ECLI:NL:RBMNE:2022:3065
Rechtbank Midden-Nederland
- Eerste aanleg - enkelvoudig
- Rechtspraak.nl
Bevoegdheid burgemeester bij last onder dwangsom en strijd met détournement de pouvoir
In deze zaak heeft de rechtbank Midden-Nederland op 27 juli 2022 uitspraak gedaan in een geschil tussen een eiser en de burgemeester van de gemeente Utrecht. De burgemeester had aan de eiser een last onder dwangsom opgelegd op basis van een bestuurlijke rapportage van de politie, waarin werd gesteld dat de eiser betrokken was bij drugshandel. De rechtbank heeft de feiten en omstandigheden van de zaak beoordeeld, waarbij de burgemeester zich baseerde op informatie die op 3 april 2021 was verzameld.

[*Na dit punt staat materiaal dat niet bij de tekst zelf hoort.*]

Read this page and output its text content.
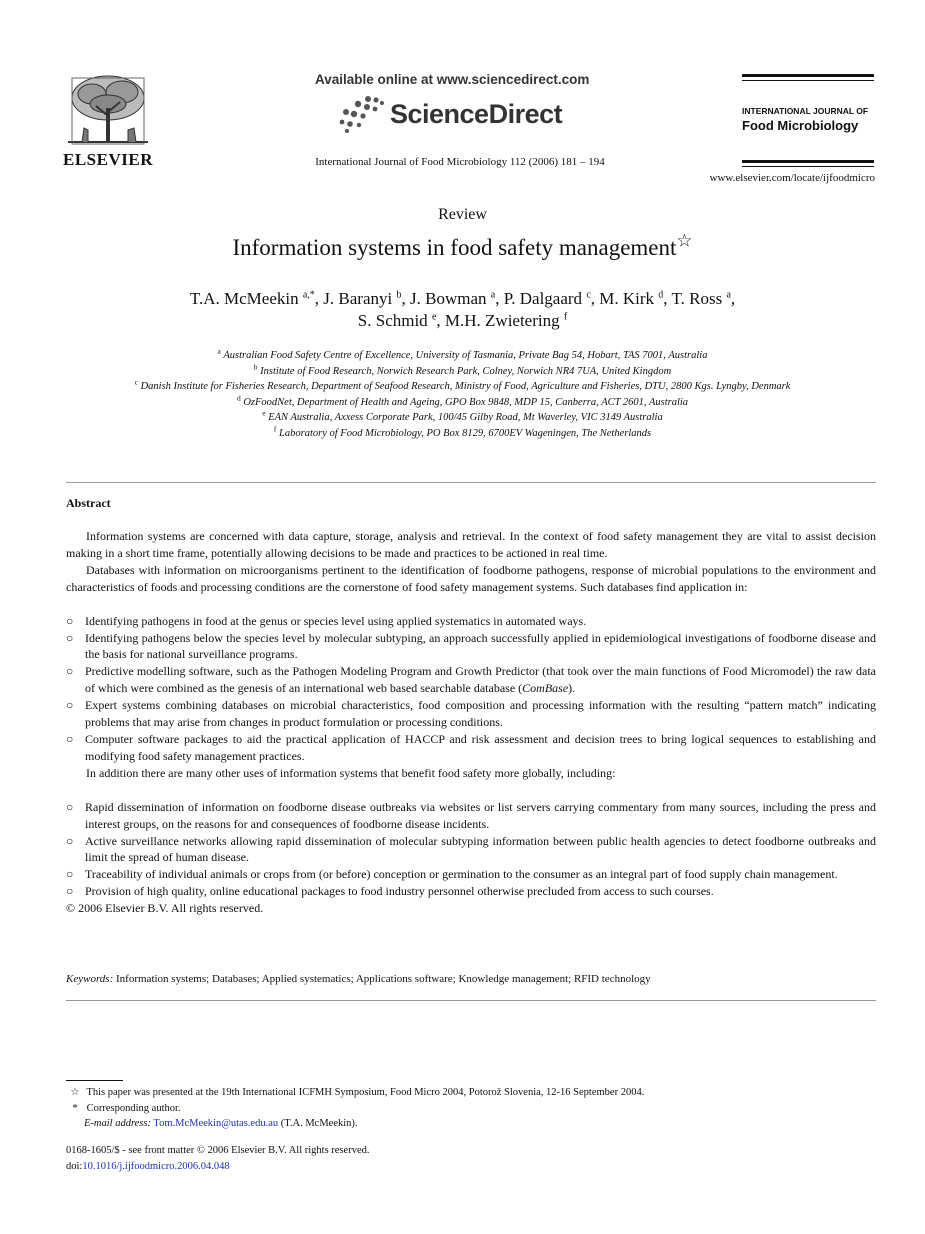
ELSEVIER
Available online at www.sciencedirect.com
ScienceDirect
International Journal of Food Microbiology 112 (2006) 181 – 194
INTERNATIONAL JOURNAL OF
Food Microbiology
www.elsevier.com/locate/ijfoodmicro
Review
Information systems in food safety management☆
T.A. McMeekin $^{a,*}$, J. Baranyi $^b$, J. Bowman $^a$, P. Dalgaard $^c$, M. Kirk $^d$, T. Ross $^a$,
S. Schmid $^e$, M.H. Zwietering $^f$
$^a$ Australian Food Safety Centre of Excellence, University of Tasmania, Private Bag 54, Hobart, TAS 7001, Australia
$^b$ Institute of Food Research, Norwich Research Park, Colney, Norwich NR4 7UA, United Kingdom
$^c$ Danish Institute for Fisheries Research, Department of Seafood Research, Ministry of Food, Agriculture and Fisheries, DTU, 2800 Kgs. Lyngby, Denmark
$^d$ OzFoodNet, Department of Health and Ageing, GPO Box 9848, MDP 15, Canberra, ACT 2601, Australia
$^e$ EAN Australia, Axxess Corporate Park, 100/45 Gilby Road, Mt Waverley, VIC 3149 Australia
$^f$ Laboratory of Food Microbiology, PO Box 8129, 6700EV Wageningen, The Netherlands
Abstract

Information systems are concerned with data capture, storage, analysis and retrieval. In the context of food safety management they are vital to assist decision making in a short time frame, potentially allowing decisions to be made and practices to be actioned in real time.

Databases with information on microorganisms pertinent to the identification of foodborne pathogens, response of microbial populations to the environment and characteristics of foods and processing conditions are the cornerstone of food safety management systems. Such databases find application in:

○ Identifying pathogens in food at the genus or species level using applied systematics in automated ways.
○ Identifying pathogens below the species level by molecular subtyping, an approach successfully applied in epidemiological investigations of foodborne disease and the basis for national surveillance programs.
○ Predictive modelling software, such as the Pathogen Modeling Program and Growth Predictor (that took over the main functions of Food Micromodel) the raw data of which were combined as the genesis of an international web based searchable database (ComBase).
○ Expert systems combining databases on microbial characteristics, food composition and processing information with the resulting “pattern match” indicating problems that may arise from changes in product formulation or processing conditions.
○ Computer software packages to aid the practical application of HACCP and risk assessment and decision trees to bring logical sequences to establishing and modifying food safety management practices.

In addition there are many other uses of information systems that benefit food safety more globally, including:

○ Rapid dissemination of information on foodborne disease outbreaks via websites or list servers carrying commentary from many sources, including the press and interest groups, on the reasons for and consequences of foodborne disease incidents.
○ Active surveillance networks allowing rapid dissemination of molecular subtyping information between public health agencies to detect foodborne outbreaks and limit the spread of human disease.
○ Traceability of individual animals or crops from (or before) conception or germination to the consumer as an integral part of food supply chain management.
○ Provision of high quality, online educational packages to food industry personnel otherwise precluded from access to such courses.

© 2006 Elsevier B.V. All rights reserved.

Keywords: Information systems; Databases; Applied systematics; Applications software; Knowledge management; RFID technology
☆ This paper was presented at the 19th International ICFMH Symposium, Food Micro 2004, Potorož Slovenia, 12-16 September 2004.
* Corresponding author.
E-mail address: Tom.McMeekin@utas.edu.au (T.A. McMeekin).
0168-1605/$ - see front matter © 2006 Elsevier B.V. All rights reserved.
doi:10.1016/j.ijfoodmicro.2006.04.048
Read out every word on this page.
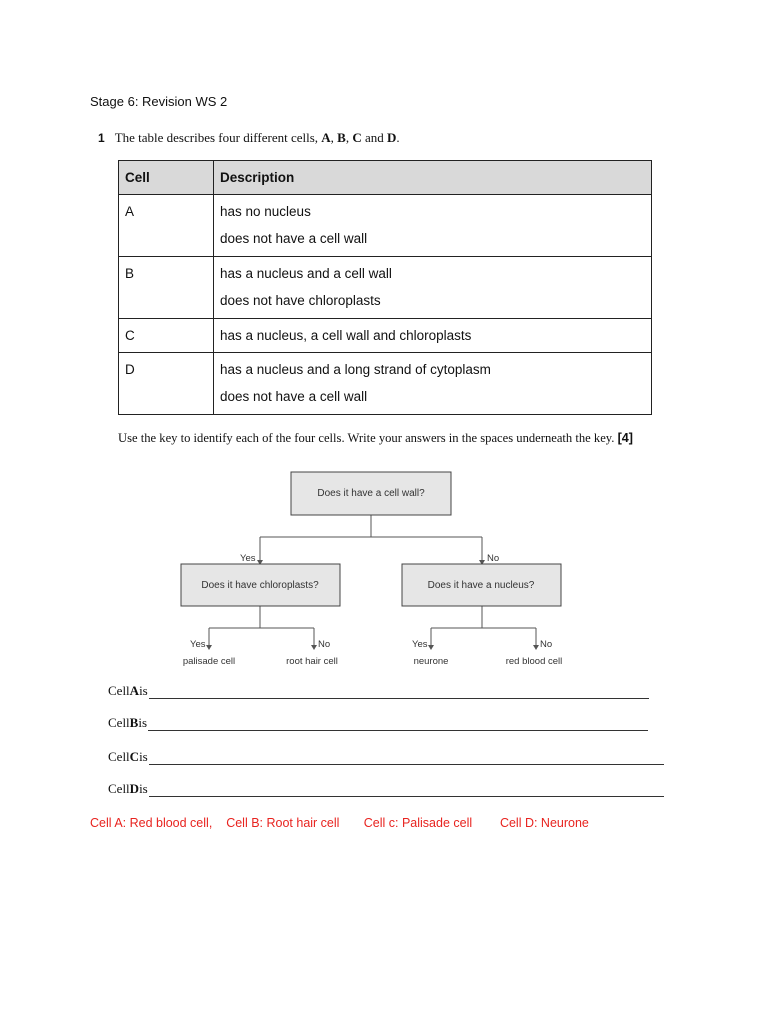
Stage 6: Revision WS 2
1 The table describes four different cells, A, B, C and D.
Cell	Description
A	has no nucleus
does not have a cell wall

B	has a nucleus and a cell wall
does not have chloroplasts

C	has a nucleus, a cell wall and chloroplasts

D	has a nucleus and a long strand of cytoplasm
does not have a cell wall
Use the key to identify each of the four cells. Write your answers in the spaces underneath the key. [4]
Does it have a cell wall?
Yes	No
Does it have chloroplasts?	Does it have a nucleus?
Yes
palisade cell
No
root hair cell
Yes
neurone
No
red blood cell
Cell A is
Cell B is
Cell C is
Cell D is
Cell A: Red blood cell, Cell B: Root hair cell Cell c: Palisade cell Cell D: Neurone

De eiser werd op dat moment betrapt met cocaïne, mobiele telefoons en contant geld, wat leidde tot de conclusie dat hij zich mogelijk bezighield met drugshandel. De burgemeester oordeelde dat er sprake was van een overtreding van artikel 2:45 van de Algemene Plaatselijke Verordening (APV) en legde een last onder dwangsom op van € 5.000 per overtreding, met een maximum van € 20.000.
De eiser maakte bezwaar tegen deze beslissing en stelde dat de burgemeester niet bevoegd was om deze last op te leggen, en dat er sprake was van détournement de pouvoir. De rechtbank oordeelde echter dat de burgemeester wel degelijk bevoegd was en dat de informatie van de politie gebruikt mocht worden voor bestuursrechtelijke handhaving. De rechtbank verwierp ook het argument van de eiser dat er onvoldoende bewijs was voor de overtreding, en concludeerde dat de burgemeester in redelijkheid de last onder dwangsom had kunnen opleggen. De rechtbank verklaarde het beroep van de eiser ongegrond, wat betekent dat de burgemeester's beslissing om de last op te leggen werd bevestigd. De eiser kreeg geen griffierecht terug en ook geen vergoeding van proceskosten.